But as consumers, we ultimately care about terroir only insofar as it manifests itself in the wine, not in the plant or fruit.
Actually, this is precisely where I took issue before, and will again. I believe terroir exists (because it must...a plant must be responsive to its growing conditions, it can't help but be) whether or not we can identify the manifestation.
Now, you specify that identification is the part we care about. That may be, and it's undoubtedly true for some people, but here's a hypothetical for you: does a non-wine drinking grape farmer care about terroir? I'd suggest that she does. She has to, because the way the site affects her crop determines her livelihood. But clearly she does not care about the manifestation of the terroir in the wine, because she doesn't drink it. She cares about its manifestation in the plant, full stop. Since that's the only point at which terroir actually affects the weather/soil/vine/grape/wine/consumer cycle, I'd also suggest that it's the one that matters more than any other.
That there's a whole separate category of interest in terroir, whether the INAO's puzzlings or the parlor game of "guess the site" we all play to generalized failure and occasional successes, is fun and part of what makes terroir-expressive wines enjoyable. But it's only an ancillary effect. Terroir is manifested in the plant, whether you or I care about it or not.
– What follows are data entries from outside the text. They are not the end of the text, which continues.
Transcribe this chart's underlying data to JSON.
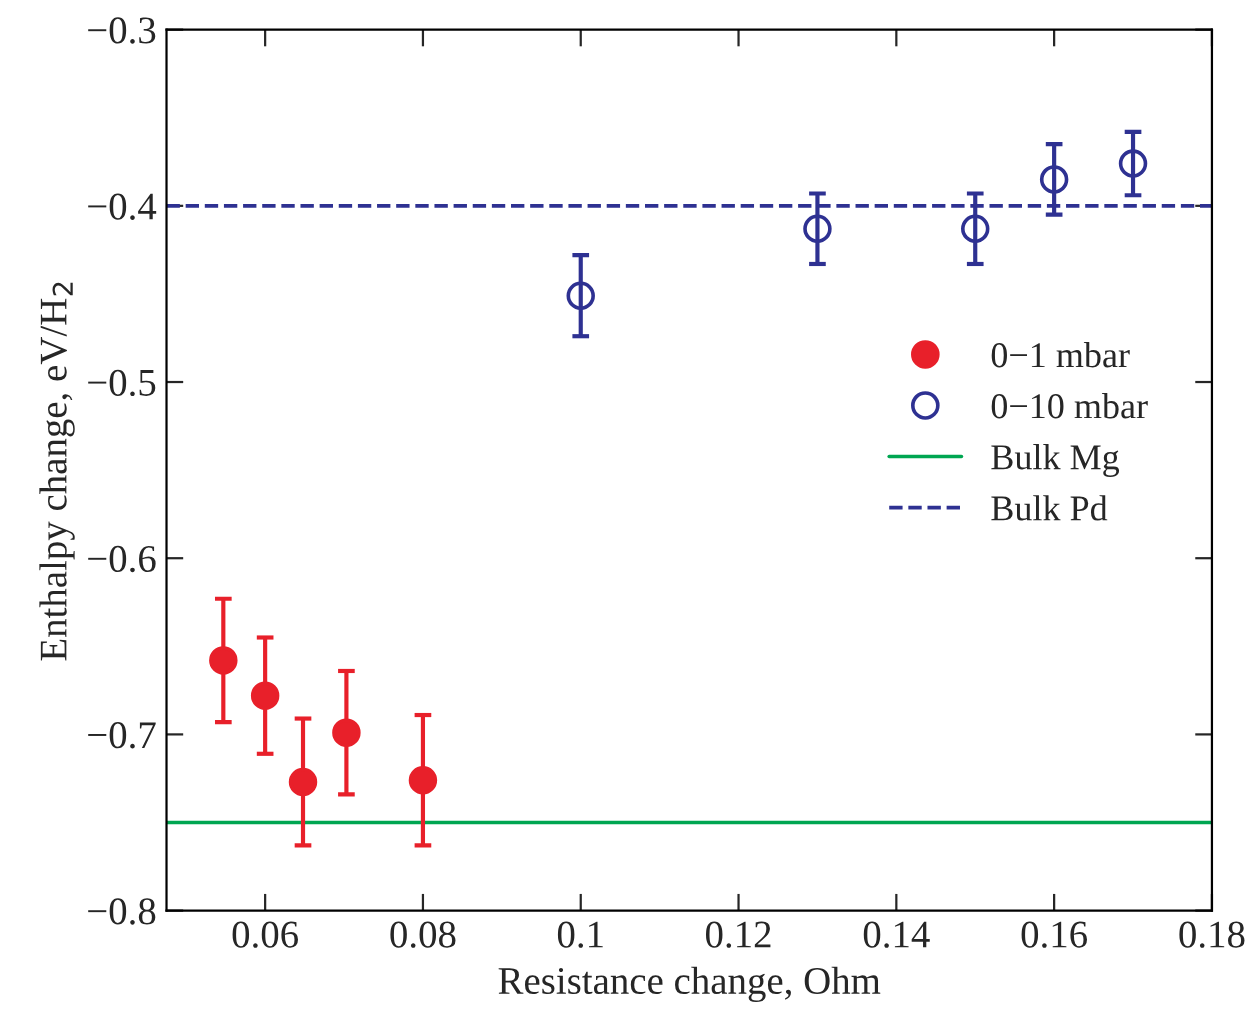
{
  "chart_data": {
    "type": "scatter",
    "xlabel": "Resistance change, Ohm",
    "ylabel": "Enthalpy change, eV/H$_{2}$",
    "series": [
      {
        "name": "0−1 mbar",
        "color": "#e8202a",
        "x": [
          0.0547,
          0.06,
          0.0648,
          0.0703,
          0.08
        ],
        "values": [
          -0.658,
          -0.678,
          -0.727,
          -0.699,
          -0.726
        ],
        "errors": [
          0.035,
          0.033,
          0.036,
          0.035,
          0.037
        ]
      },
      {
        "name": "0−10 mbar",
        "color": "#2e3192",
        "x": [
          0.1,
          0.13,
          0.15,
          0.16,
          0.17
        ],
        "values": [
          -0.451,
          -0.413,
          -0.413,
          -0.385,
          -0.376
        ],
        "errors": [
          0.023,
          0.02,
          0.02,
          0.02,
          0.018
        ]
      }
    ],
    "ref_lines": [
      {
        "axis": "y",
        "value": -0.75,
        "label": "Bulk Mg",
        "color": "#00a651",
        "line_style": "solid"
      },
      {
        "axis": "y",
        "value": -0.4,
        "label": "Bulk Pd",
        "color": "#2e3192",
        "line_style": "dashed"
      }
    ],
    "xlim": [
      0.0475,
      0.18
    ],
    "xticks": [
      0.06,
      0.08,
      0.1,
      0.12,
      0.14,
      0.16,
      0.18
    ],
    "ylim": [
      -0.8,
      -0.3
    ],
    "yticks": [
      {
        "value": -0.8,
        "label": "−0.8"
      },
      {
        "value": -0.7,
        "label": "−0.7"
      },
      {
        "value": -0.6,
        "label": "−0.6"
      },
      {
        "value": -0.5,
        "label": "−0.5"
      },
      {
        "value": -0.4,
        "label": "−0.4"
      },
      {
        "value": -0.3,
        "label": "−0.3"
      }
    ],
    "marker": "circle",
    "grid": false,
    "legend": "center right"
  }
}
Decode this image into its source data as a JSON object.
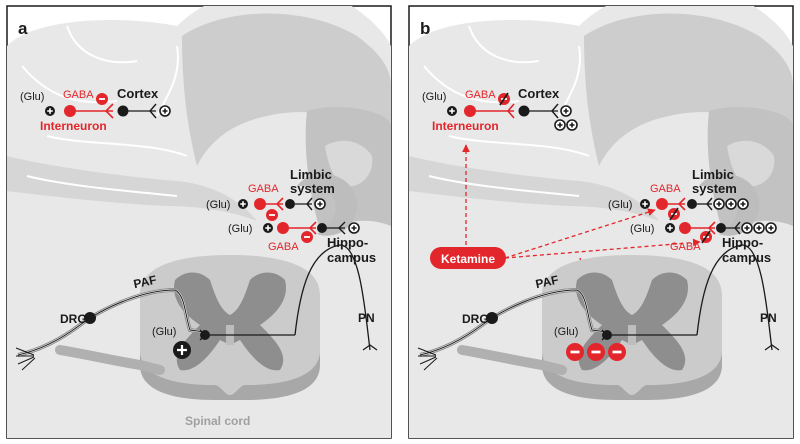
{
  "colors": {
    "accent_red": "#e3262b",
    "neuron_black": "#1a1a1a",
    "brain_light": "#e6e6e6",
    "brain_mid": "#cfcfcf",
    "brain_dark": "#b9b9b9",
    "cord_text_gray": "#a0a0a0"
  },
  "panel_a": {
    "letter": "a",
    "glu": "(Glu)",
    "gaba": "GABA",
    "cortex": "Cortex",
    "interneuron": "Interneuron",
    "limbic_1": "Limbic",
    "limbic_2": "system",
    "hippo_1": "Hippo-",
    "hippo_2": "campus",
    "paf": "PAF",
    "drg": "DRG",
    "pn": "PN",
    "spinal_cord": "Spinal cord"
  },
  "panel_b": {
    "letter": "b",
    "glu": "(Glu)",
    "gaba": "GABA",
    "cortex": "Cortex",
    "interneuron": "Interneuron",
    "limbic_1": "Limbic",
    "limbic_2": "system",
    "hippo_1": "Hippo-",
    "hippo_2": "campus",
    "paf": "PAF",
    "drg": "DRG",
    "pn": "PN",
    "ketamine": "Ketamine"
  },
  "symbols": {
    "plus": "+",
    "minus": "−"
  }
}
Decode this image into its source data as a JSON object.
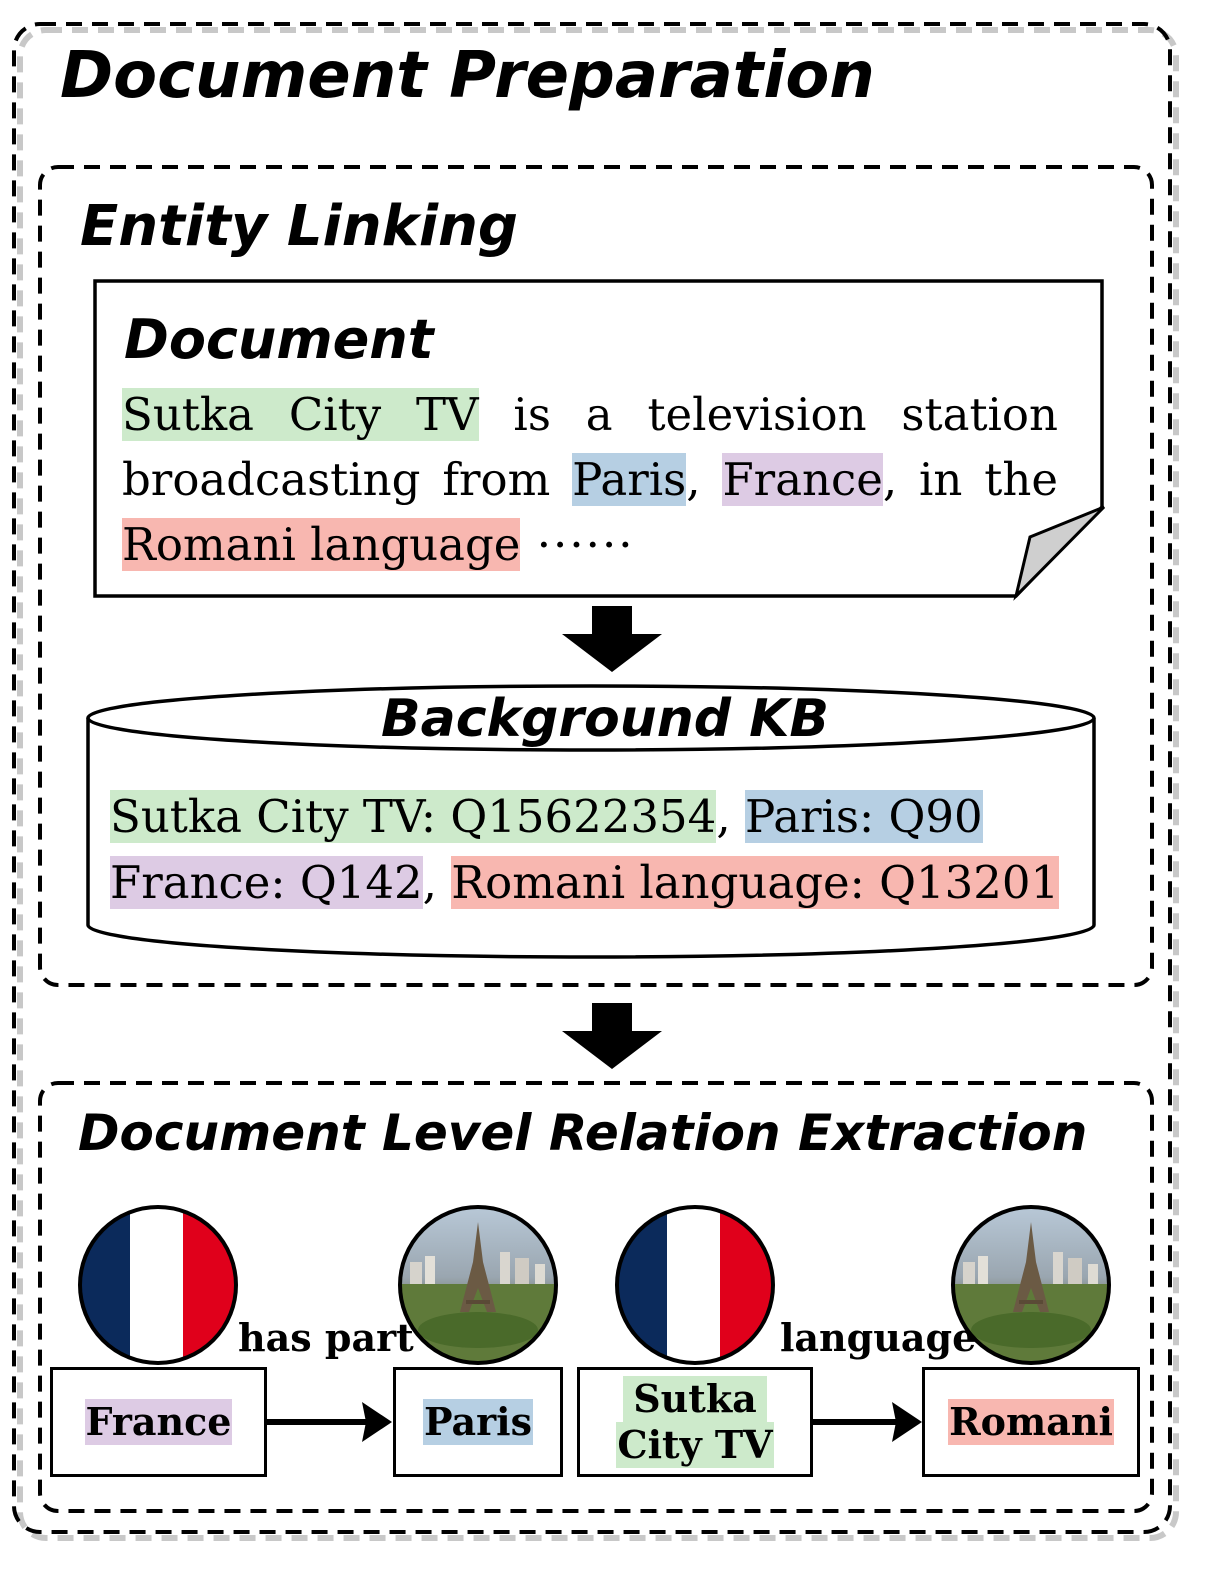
{
  "title": "Document Preparation",
  "entity_linking": {
    "heading": "Entity Linking",
    "document": {
      "heading": "Document",
      "line1": [
        {
          "text": "Sutka City TV",
          "color": "green"
        },
        {
          "text": " is a television station",
          "color": ""
        }
      ],
      "line2": [
        {
          "text": "broadcasting from ",
          "color": ""
        },
        {
          "text": "Paris",
          "color": "blue"
        },
        {
          "text": ", ",
          "color": ""
        },
        {
          "text": "France",
          "color": "purple"
        },
        {
          "text": ", in the",
          "color": ""
        }
      ],
      "line3": [
        {
          "text": "Romani language",
          "color": "red"
        },
        {
          "text": " ······",
          "color": ""
        }
      ]
    },
    "kb": {
      "heading": "Background KB",
      "line1": [
        {
          "text": "Sutka City TV: Q15622354",
          "color": "green"
        },
        {
          "text": ", ",
          "color": ""
        },
        {
          "text": "Paris:  Q90",
          "color": "blue"
        }
      ],
      "line2": [
        {
          "text": "France: Q142",
          "color": "purple"
        },
        {
          "text": ", ",
          "color": ""
        },
        {
          "text": "Romani language: Q13201",
          "color": "red"
        }
      ]
    }
  },
  "relation_extraction": {
    "heading": "Document Level Relation Extraction",
    "entities": {
      "france": {
        "label": "France",
        "icon": "france-flag-icon",
        "color": "purple"
      },
      "paris": {
        "label": "Paris",
        "icon": "paris-photo-icon",
        "color": "blue"
      },
      "sutka_line1": "Sutka",
      "sutka_line2": "City TV",
      "sutka": {
        "icon": "france-flag-icon",
        "color": "green"
      },
      "romani": {
        "label": "Romani",
        "icon": "paris-photo-icon",
        "color": "red"
      }
    },
    "relations": {
      "has_part": "has part",
      "language": "language"
    }
  },
  "colors": {
    "green": "#cdeacb",
    "blue": "#b6cfe3",
    "purple": "#ddcbe4",
    "red": "#f8b7b0",
    "flag_blue": "#0b2a5b",
    "flag_red": "#e0001b"
  }
}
The DOC/AOC authorities are hardly enlightened, but if they defined terroir as the effect on plant, grapes picked in a Barolo vineyard could be vinified in a New Zealand cellar with Kiwi yeasts and still be called Barolo because the terroir is preserved.
No, that's not correct. They could define the
appellation as being that, or anything else, but they don't define the terroir, they just (in some cases, not in others) attempt to identify it. The borders, the composition laws, the min/max alcohol laws, the modification laws...they're all arbitrary.
But really, this is done anyway. You've talked about native-to-the-vineyard yeasts being an important terroir element, but few wineries exist entirely within the only vineyard that supplies their grapes, and even fewer vinify from just one site. No one, to my knowledge, has an entirely separate facility for each site's wine, existing within that site and only vinifying wines from that site. (At this point, I bet someone is going to tell me about one.) In every defined appellation of which you can think, the majority of grapes are vinified outside the terroir, and thus influenced -- at least in part -- by yeasts from other terroirs, yeasts native to the winery rather than the vineyard, or yeasts non-native to either.
But how is your case all that different from what Duboeuf used to do, or what any number of ngociants/producers do now? His wines all carried their respective appellations, but only one of the many could actually have come from vines even close to his winemaking facility, and he used an aggressive yeast that is now well-known as the cherished aroma-enhancer of industrial Marlborough sauvignon blanc. There are some pretty well-known Rhne producers, both inoculate-users and spontaneous-advocates, who farm and/or buy grapes from a pretty vast geographical area and bring the wines to a single facility. Is the difference between two hours and twelve important to the yeasts? Certainly not if you're inoculating, but I can't see how it would be even if you're not. Do the yeasts die? Are the winemaking facilities free of yeast populations of their own?